L’ambition de Conversations HipHop

Oui. Le HipHop n’est pas quelque chose de tangible, de saisissable. C’est un état d’esprit, c’est une culture. Il est en chacun de nous, enfin ceux qui sont HipHop. Et tant que nous sommes là, tant que nous serons animés par l’esprit HipHop, tant que nous serons soucieux de la culture HipHop, le HipHop sera là. C’est justement, et la raison d’être et l’ambition de Conversations HipHop.

Conversations HipHop est une série de livres d’entretiens qui mettent en évidence la diversité des expériences, des points de vue et des personnalités du HipHop, mais aussi la multiplicité et la convergence des aspirations, des visions et initiatives liées à cette culture. Il s’agit, à travers ce projet, d’explorer et exposer ce que signifie être HipHop et vivre le HipHop, hier, aujourd’hui, et demain.

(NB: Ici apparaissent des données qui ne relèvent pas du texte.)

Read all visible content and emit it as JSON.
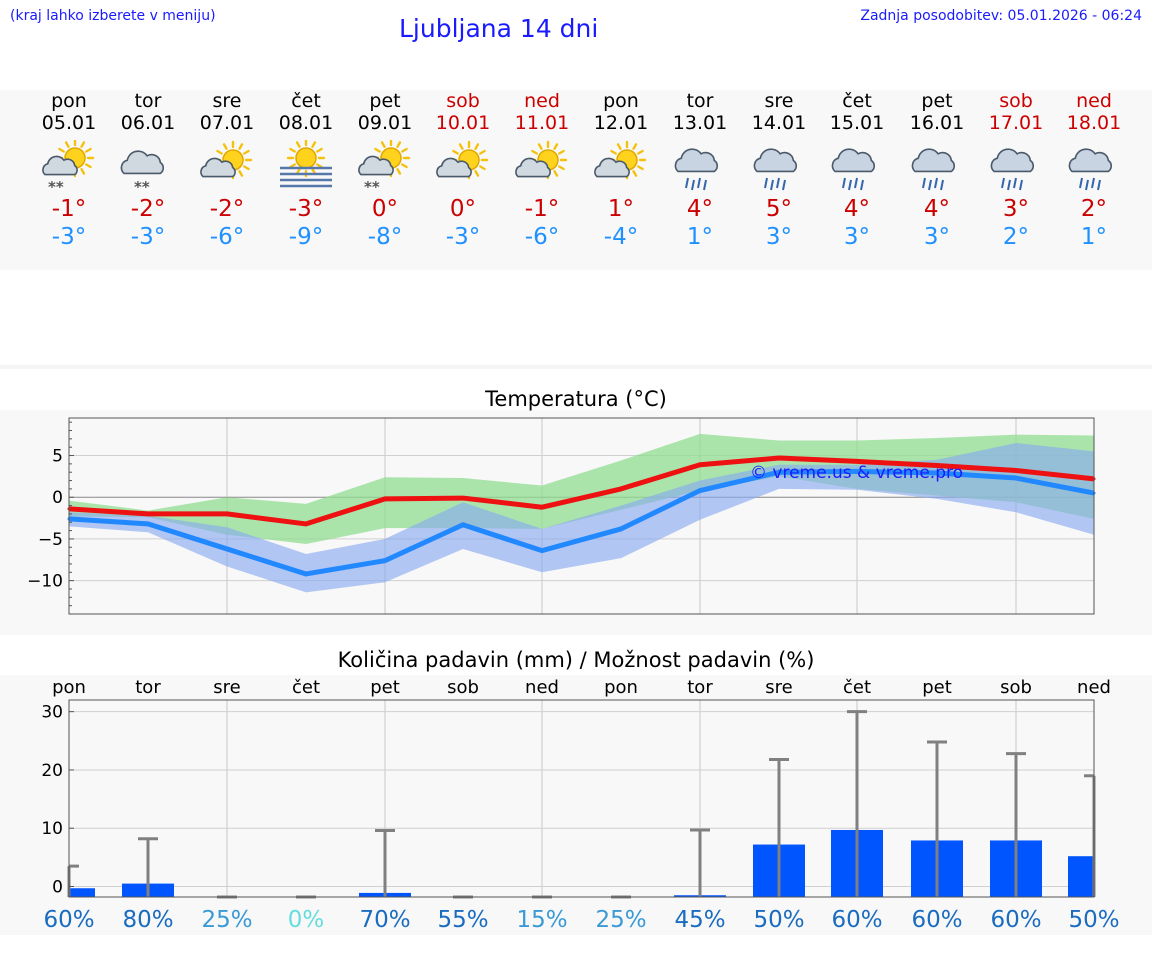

Parce que nous estimons que nous devons constamment nous interroger sur les valeurs que nous prétendons défendre et promouvoir. Nous sommes convaincus que, dans le HipHop, nous devons constamment nous interroger sur le modèle de société que nous voulons voir émerger, sur notre responsabilité en tant que citoyens, sur la portée de nos mots et actions, sur la société dans laquelle nous vivons, sur l’Etat, sur la police, sur la justice, sur l’environnement socio-économique.

Et nous devons le faire avec nos termes à nous. Et nous devons l’affirmer quand bon nous le semble. C’est cela, le HipHop. C’est la récupération du pouvoir de notre voix.

 

Extrait du livre « Tout n’est pas si facile (Conversations HipHop Vol. 1) », réalisé et édité par La Voix du HipHop.